There was nothing faded but much that was ethereal about the opening look, which was cloud-like and meant to capture the feeling of a charcoal drawing from the ’50s, something gestural and with no clear boundaries. “I didn’t want you to know where the dress began and the person began,” said Pontefract of this wondrous creation that had an almost Belle Epoch lavishness. “Operatic” is how the designer described this corseted dress and stole made of the fleece of about 10 sheep. Pontefract, who has a name befitting a knight (in fact it was first recorded circa 1100) actually met these creatures via Zoom while working closely with two shepherdesses. The fleeces were hand felted and stitched; a hairdresser spent almost a week brushing this ensemble out to achieve peak fluff.
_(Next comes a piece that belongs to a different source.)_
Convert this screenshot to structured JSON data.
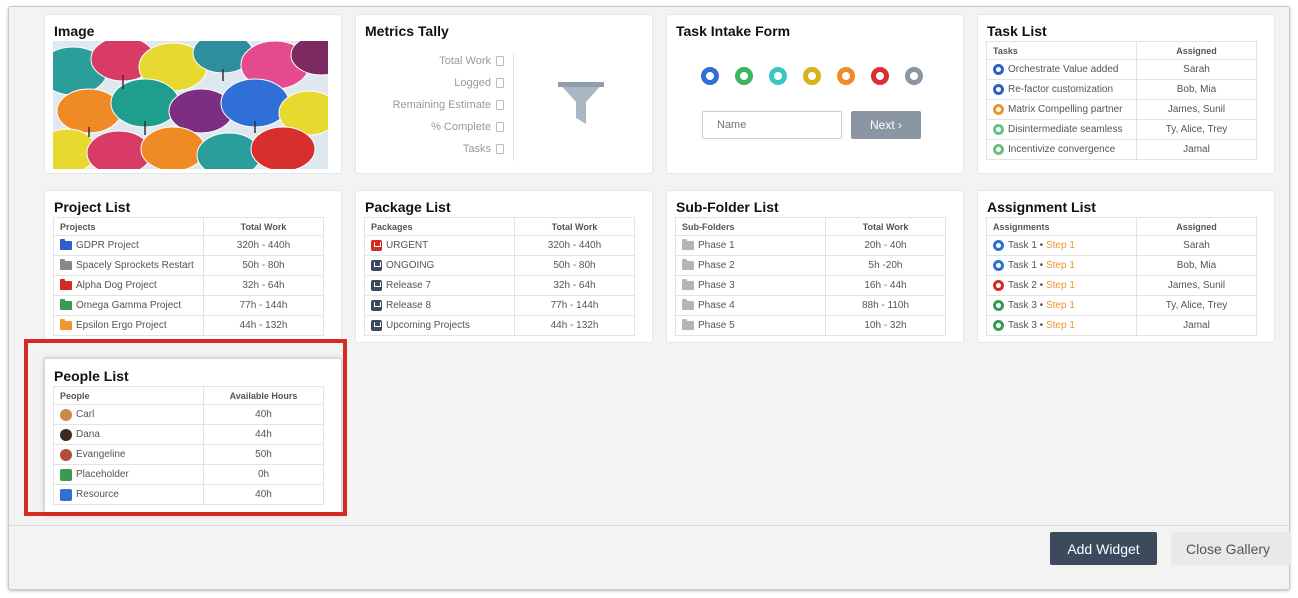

In contrast, the second look was one of sharp, linear, exactitude: a pair of jeans made from existing garments that were completely stripped of all stitches, grommets, etc. and starched into paper-like perfection. A jock strap kept them looking suspended in mid air (a tank similarly defied gravity later on). “It was quite beautiful just to do something as generic as denim,” said Pontefract, who noted that time will alter and soften the silhouette, so creases will fall into drapes, in a cycle mimicking that of nature. Further on there were jeans with an exposed waist-to-under-rise zipper, and a wrist-revealing shrunken jacket that altered the posture of the model, drawing his shoulders close and inwards and creating a contrast between the model’s vulnerable posture and the overt sexuality of this cruising get-up. Its counterpart was a smart smoking, generously cut, that recalled the vintage tux Pontefract used to wear on the regular when enrolled at CSM.
The designer served grapes, minus the wrath, in the form of an armor-like dress and a jewelry-like halter shown with a wrap-skirt made from a pair of pinstriped trousers, which tempered the Dionysian vibes. Celebratory in a different way were the dresses made of mylar balloons in odd, off colors: one looked almost as if Eve and the Serpent had become one.